Large Language Model (LLM)
A neural network trained on vast amounts of text that can understand and generate human language.
January 15, 2026
What is a Large Language Model?
A large language model (LLM) is a type of AI system trained on enormous quantities of text — books, websites, code, articles, and more — with one core job: predict what word (or token) comes next. Do that prediction billions of times across billions of examples, and something remarkable emerges: the model develops a working understanding of language, facts, reasoning, and even code.
When you send a message to ChatGPT, Claude, or Gemini, you are talking to an LLM.
How LLMs Learn
Training an LLM involves feeding it a huge corpus of text and asking it to repeatedly guess the next word. Each wrong guess slightly adjusts the model's internal parameters. After enough adjustments across enough text, the model gets very good at predicting plausible, coherent continuations — which turns out to be surprisingly close to understanding language.

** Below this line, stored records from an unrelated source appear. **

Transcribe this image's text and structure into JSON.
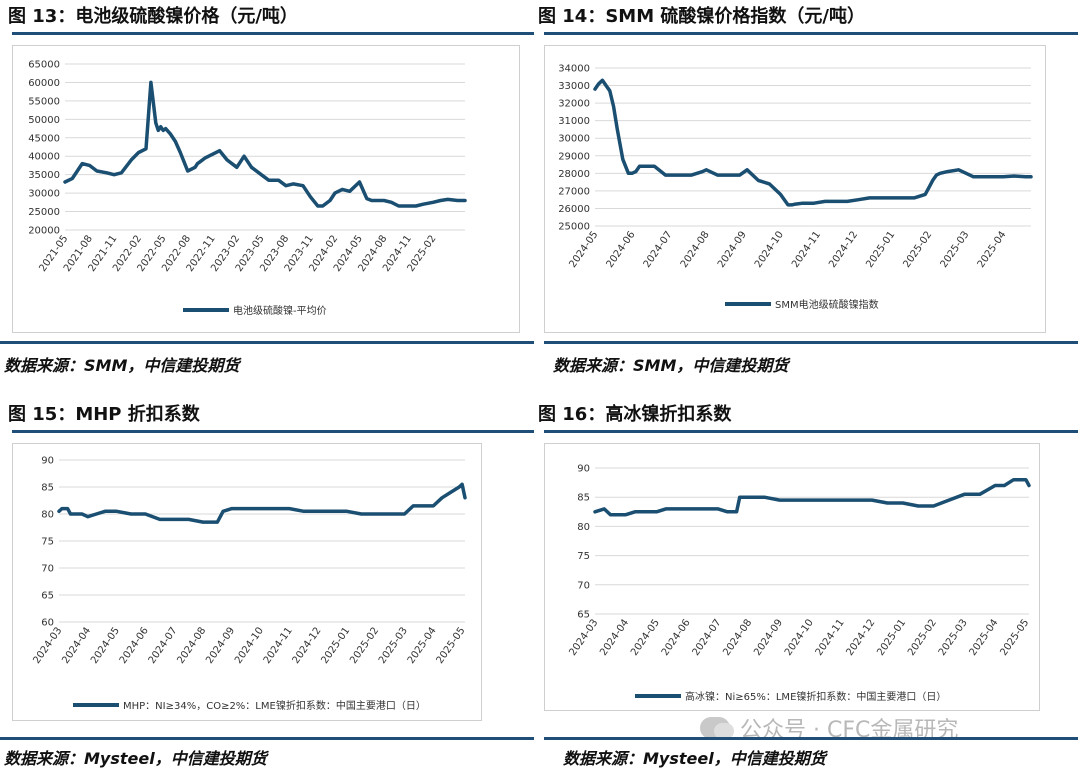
{
  "figures": [
    {
      "title": "图 13：电池级硫酸镍价格（元/吨）",
      "source": "数据来源：SMM，中信建投期货"
    },
    {
      "title": "图 14：SMM 硫酸镍价格指数（元/吨）",
      "source": "数据来源：SMM，中信建投期货"
    },
    {
      "title": "图 15：MHP 折扣系数",
      "source": "数据来源：Mysteel，中信建投期货"
    },
    {
      "title": "图 16：高冰镍折扣系数",
      "source": "数据来源：Mysteel，中信建投期货"
    }
  ],
  "watermark": "公众号 · CFC金属研究",
  "colors": {
    "line": "#1b4f72",
    "rule": "#1f4e79",
    "grid": "#d9d9d9"
  },
  "chart_data": [
    {
      "type": "line",
      "title": "电池级硫酸镍价格（元/吨）",
      "ylim": [
        20000,
        65000
      ],
      "yticks": [
        "20000",
        "25000",
        "30000",
        "35000",
        "40000",
        "45000",
        "50000",
        "55000",
        "60000",
        "65000"
      ],
      "xticks": [
        "2021-05",
        "2021-08",
        "2021-11",
        "2022-02",
        "2022-05",
        "2022-08",
        "2022-11",
        "2023-02",
        "2023-05",
        "2023-08",
        "2023-11",
        "2024-02",
        "2024-05",
        "2024-08",
        "2024-11",
        "2025-02"
      ],
      "xrange": [
        0,
        16.3
      ],
      "legend": "电池级硫酸镍-平均价",
      "series": [
        {
          "name": "电池级硫酸镍-平均价",
          "x": [
            0,
            0.3,
            0.7,
            1,
            1.3,
            1.7,
            2,
            2.3,
            2.7,
            3,
            3.3,
            3.5,
            3.7,
            3.8,
            3.9,
            3.95,
            4.0,
            4.1,
            4.3,
            4.5,
            4.7,
            5.0,
            5.3,
            5.4,
            5.5,
            5.7,
            6,
            6.3,
            6.6,
            7,
            7.3,
            7.6,
            8,
            8.3,
            8.7,
            9,
            9.3,
            9.7,
            10,
            10.3,
            10.5,
            10.8,
            11,
            11.3,
            11.6,
            12,
            12.3,
            12.5,
            12.7,
            13,
            13.3,
            13.6,
            14,
            14.3,
            14.6,
            15,
            15.3,
            15.6,
            16,
            16.3
          ],
          "values": [
            33000,
            34000,
            38000,
            37500,
            36000,
            35500,
            35000,
            35500,
            39000,
            41000,
            42000,
            60000,
            49000,
            47000,
            48000,
            47500,
            47000,
            47500,
            46000,
            44000,
            41000,
            36000,
            37000,
            38000,
            38500,
            39500,
            40500,
            41500,
            39000,
            37000,
            40000,
            37000,
            35000,
            33500,
            33500,
            32000,
            32500,
            32000,
            29000,
            26500,
            26500,
            28000,
            30000,
            31000,
            30500,
            33000,
            28500,
            28000,
            28000,
            28000,
            27500,
            26500,
            26500,
            26500,
            27000,
            27500,
            28000,
            28300,
            28000,
            28000
          ]
        }
      ]
    },
    {
      "type": "line",
      "title": "SMM 硫酸镍价格指数（元/吨）",
      "ylim": [
        25000,
        34000
      ],
      "yticks": [
        "25000",
        "26000",
        "27000",
        "28000",
        "29000",
        "30000",
        "31000",
        "32000",
        "33000",
        "34000"
      ],
      "xticks": [
        "2024-05",
        "2024-06",
        "2024-07",
        "2024-08",
        "2024-09",
        "2024-10",
        "2024-11",
        "2024-12",
        "2025-01",
        "2025-02",
        "2025-03",
        "2025-04"
      ],
      "xrange": [
        0,
        11.75
      ],
      "legend": "SMM电池级硫酸镍指数",
      "series": [
        {
          "name": "SMM电池级硫酸镍指数",
          "x": [
            0,
            0.1,
            0.2,
            0.3,
            0.4,
            0.5,
            0.6,
            0.75,
            0.9,
            1.0,
            1.1,
            1.2,
            1.4,
            1.6,
            1.9,
            2.1,
            2.3,
            2.6,
            2.9,
            3.0,
            3.3,
            3.6,
            3.9,
            4.1,
            4.4,
            4.7,
            5.0,
            5.2,
            5.3,
            5.4,
            5.6,
            5.9,
            6.2,
            6.5,
            6.8,
            7.1,
            7.4,
            7.7,
            8.0,
            8.3,
            8.6,
            8.9,
            9.0,
            9.1,
            9.2,
            9.3,
            9.5,
            9.8,
            10.0,
            10.2,
            10.5,
            10.8,
            11.0,
            11.3,
            11.6,
            11.75
          ],
          "values": [
            32800,
            33100,
            33300,
            33000,
            32700,
            31800,
            30500,
            28800,
            28000,
            28000,
            28100,
            28400,
            28400,
            28400,
            27900,
            27900,
            27900,
            27900,
            28100,
            28200,
            27900,
            27900,
            27900,
            28200,
            27600,
            27400,
            26800,
            26200,
            26200,
            26250,
            26300,
            26300,
            26400,
            26400,
            26400,
            26500,
            26600,
            26600,
            26600,
            26600,
            26600,
            26800,
            27200,
            27600,
            27900,
            28000,
            28100,
            28200,
            28000,
            27800,
            27800,
            27800,
            27800,
            27850,
            27800,
            27800
          ]
        }
      ]
    },
    {
      "type": "line",
      "title": "MHP 折扣系数",
      "ylim": [
        60,
        90
      ],
      "yticks": [
        "60",
        "65",
        "70",
        "75",
        "80",
        "85",
        "90"
      ],
      "xticks": [
        "2024-03",
        "2024-04",
        "2024-05",
        "2024-06",
        "2024-07",
        "2024-08",
        "2024-09",
        "2024-10",
        "2024-11",
        "2024-12",
        "2025-01",
        "2025-02",
        "2025-03",
        "2025-04",
        "2025-05"
      ],
      "xrange": [
        0,
        14.1
      ],
      "legend": "MHP：NI≥34%，CO≥2%：LME镍折扣系数：中国主要港口（日）",
      "series": [
        {
          "name": "MHP：NI≥34%，CO≥2%：LME镍折扣系数：中国主要港口（日）",
          "x": [
            0,
            0.1,
            0.3,
            0.4,
            0.8,
            1.0,
            1.3,
            1.6,
            2.0,
            2.5,
            3.0,
            3.5,
            4.0,
            4.5,
            5.0,
            5.5,
            5.7,
            6.0,
            6.5,
            7.0,
            8.0,
            8.5,
            9.0,
            9.5,
            10.0,
            10.5,
            11.0,
            11.5,
            12.0,
            12.3,
            12.6,
            13.0,
            13.3,
            13.6,
            13.9,
            14.0,
            14.1
          ],
          "values": [
            80.5,
            81,
            81,
            80,
            80,
            79.5,
            80,
            80.5,
            80.5,
            80,
            80,
            79,
            79,
            79,
            78.5,
            78.5,
            80.5,
            81,
            81,
            81,
            81,
            80.5,
            80.5,
            80.5,
            80.5,
            80,
            80,
            80,
            80,
            81.5,
            81.5,
            81.5,
            83,
            84,
            85,
            85.5,
            83
          ]
        }
      ]
    },
    {
      "type": "line",
      "title": "高冰镍折扣系数",
      "ylim": [
        65,
        90
      ],
      "yticks": [
        "65",
        "70",
        "75",
        "80",
        "85",
        "90"
      ],
      "xticks": [
        "2024-03",
        "2024-04",
        "2024-05",
        "2024-06",
        "2024-07",
        "2024-08",
        "2024-09",
        "2024-10",
        "2024-11",
        "2024-12",
        "2025-01",
        "2025-02",
        "2025-03",
        "2025-04",
        "2025-05"
      ],
      "xrange": [
        0,
        14.1
      ],
      "legend": "高冰镍：Ni≥65%：LME镍折扣系数：中国主要港口（日）",
      "series": [
        {
          "name": "高冰镍：Ni≥65%：LME镍折扣系数：中国主要港口（日）",
          "x": [
            0,
            0.3,
            0.5,
            1.0,
            1.3,
            2.0,
            2.3,
            3.0,
            4.0,
            4.3,
            4.6,
            4.7,
            5.0,
            5.5,
            6.0,
            7.0,
            8.0,
            9.0,
            9.5,
            10.0,
            10.5,
            11.0,
            11.5,
            12.0,
            12.5,
            13.0,
            13.3,
            13.6,
            14.0,
            14.1
          ],
          "values": [
            82.5,
            83,
            82,
            82,
            82.5,
            82.5,
            83,
            83,
            83,
            82.5,
            82.5,
            85,
            85,
            85,
            84.5,
            84.5,
            84.5,
            84.5,
            84,
            84,
            83.5,
            83.5,
            84.5,
            85.5,
            85.5,
            87,
            87,
            88,
            88,
            87
          ]
        }
      ]
    }
  ]
}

The "large" in LLM refers to the sheer scale: billions or even trillions of numerical parameters, trained on terabytes of text.
Tokens, Not Words
LLMs do not read words — they read tokens, which are roughly word fragments. "Unbelievable" might be three tokens. This matters because model limits (and pricing) are measured in tokens, not words.
Well-Known LLMs
- GPT-4 / GPT-4o — OpenAI
- Claude 3.5 / Claude 4 — Anthropic
- Gemini 1.5 / 2.0 — Google
- Llama 3 — Meta (open weights)
LLMs are the foundation that powers chatbots, coding assistants, AI agents, and almost every AI product you interact with today.